Le 19 novembre 2025, à Washington, le Fonds monétaire international a soumis aux ministres du G20 de nouvelles prévisions de croissance jusqu’en 2030, dans un environnement mondial déjà fragilisé par les tensions commerciales, un endettement élevé et une démographie moins dynamique. Ce rapport de référence indique que la croissance des vingt plus grandes économies du monde ne dépassera pas 2,9 % en 2030, ce qui, selon le FMI, représente la perspective de croissance la plus faible à moyen terme depuis la crise financière de 2009, rapporte TopTribune.
Une croissance mondiale du G20 plafonnée à 2,9 % en 2030
Le FMI prévoit une croissance moyenne de 2,9 % d’ici 2030 pour l’ensemble des vingt grandes économies, ce qui peut sembler suffisant à première vue, mais constitue un net ralentissement par rapport aux décennies précédentes. Dans son rapport destiné au G20, l’institution souligne que cette progression est la plus faible observée depuis la crise de 2009. Il est à noter que la croissance du G20 devrait encore atteindre 3,2 % en 2025, suivi de 3,3 % en 2024, avant de diminuer à 3,0 % en 2026, illustrant ainsi une tendance messagère vers un ralentissement constant. Ce changement est déjà palpable dans les chiffres nationaux et les prévisions internes, amenant les instances internationales à mettre en garde de manière précoce sur le risque d’une croissance structurellement insuffisante pour surmonter les chocs économiques et financer les transitions nécessaires.
Ce ralentissement de la croissance ne résulte pas d’un unique facteur, mais d’une combinaison de défis qui s’accumulent et perturbent durablement la croissance mondiale. Le FMI met en avant des éléments tels que la montée du protectionnisme, l’augmentation des droits de douane et l’incertitude autour des politiques commerciales, qui ont pour effet de freiner les échanges, et par conséquent, la croissance potentielle du G20. Par ailleurs, l’institution souligne le vieillissement démographique dans de nombreuses économies développées, la stagnation de la productivité et une accumulation du capital plus lente, autant de facteurs qui restreignent les perspectives de croissance futures. De plus, les pays du G20, représentant environ 85 % de la production mondiale, affichent une dette publique proche de 102 % du PIB, ce qui limite leur capacité à soutenir la croissance par des dépenses publiques.
Croissance en ordre dispersé : économies avancées contre émergentes
Derrière le chiffre global de 2,9 % pour 2030 se cache une disparité marquée entre les économies avancées et émergentes, soulignant une croissance désordonnée. Le rapport du FMI indique que les économies avancées (États-Unis, Canada, Royaume-Uni, zone euro, Japon, Corée du Sud, Australie) connaîtront une croissance d’à peine 1,4 % en 2030. Ce chiffre faible marque un glissement vers un rythme de croissance plus bas, offrant peu de marges pour réduire les inégalités, investir dans la transition climatique ou faire face à des chocs budgétaires.
En revanche, les economies émergentes du G20 (comme la Chine, l’Inde, l’Indonésie, le Brésil, le Mexique, la Turquie, l’Arabie saoudite, l’Afrique du Sud, la Russie et l’Argentine) devraient, selon le FMI cité par Reuters, enregistrer une croissance plus élevée de 3,9 % en 2030. Cependant, cette croissance reste inférieure aux rythmes observés dans les années 2000, suggérant que même les moteurs de croissance émergents entrent dans une phase de développement plus modeste.

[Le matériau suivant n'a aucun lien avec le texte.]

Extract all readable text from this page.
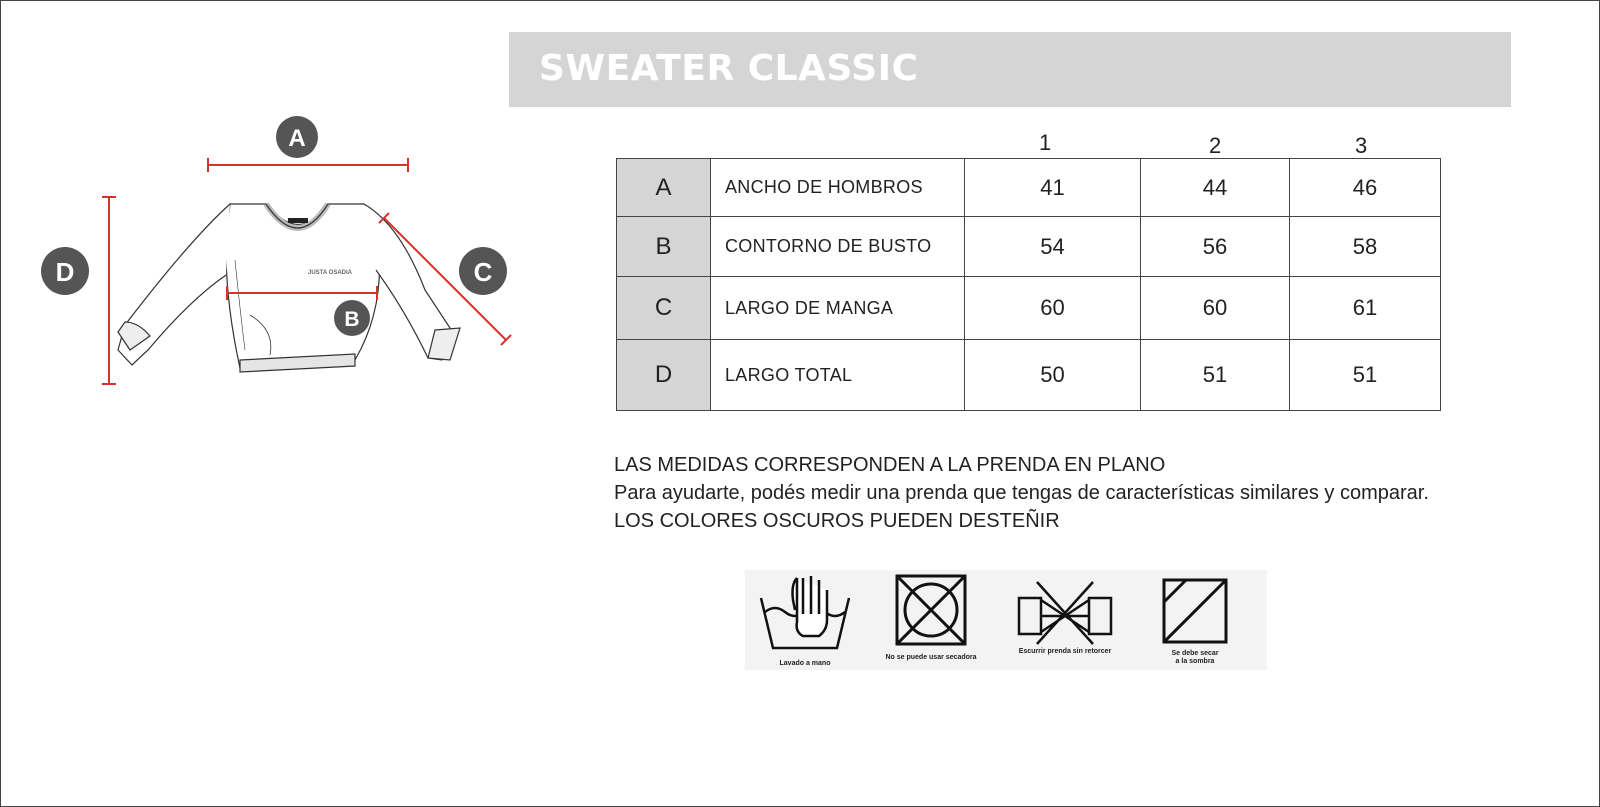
SWEATER CLASSIC
JUSTA OSADIA
A
B
C
D
1	2	3
A	ANCHO DE HOMBROS	41	44	46
B	CONTORNO DE BUSTO	54	56	58
C	LARGO DE MANGA	60	60	61
D	LARGO TOTAL	50	51	51
LAS MEDIDAS CORRESPONDEN A LA PRENDA EN PLANO
Para ayudarte, podés medir una prenda que tengas de características similares y comparar.
LOS COLORES OSCUROS PUEDEN DESTEÑIR
Lavado a mano
No se puede usar secadora
Escurrir prenda sin retorcer	Se debe secar
a la sombra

Croissance, FMI et réformes : quelles marges de manœuvre d’ici 2030 ?
Face à cette perspective de croissance stagnante de 2,9 % d’ici 2030, le FMI souligne l’importance cruciale des politiques économiques pour relancer la dynamique de croissance des grandes économies. Les analyses du FMI indiquent que, bien que les économies du G20 aient montré une résilience remarquable face aux multiples chocs récents, les perspectives de croissance à moyen terme se sont substantiellement atténuées, rendant la mise en œuvre de réformes urgentes.
Les experts du FMI identifient plusieurs axes stratégiques pour animer la croissance, notamment la réforme du marché du travail, l’optimisation des dépenses publiques, la simplification des réglementations pour les entreprises et le soutien à la concurrence. De plus, des simulations internes montrent que l’application de réformes structurelles prioritaires, conjuguées à des politiques macroéconomiques appropriées, pourrait augmenter la croissance cumulée du G20 d’environ 7 points de pourcentage au cours de la prochaine décennie. Cette dynamique, selon le FMI, permettrait aussi de réduire la dette publique d’environ 8 points de PIB en cinq ans dans les pays où les marges budgétaires sont les plus étroites.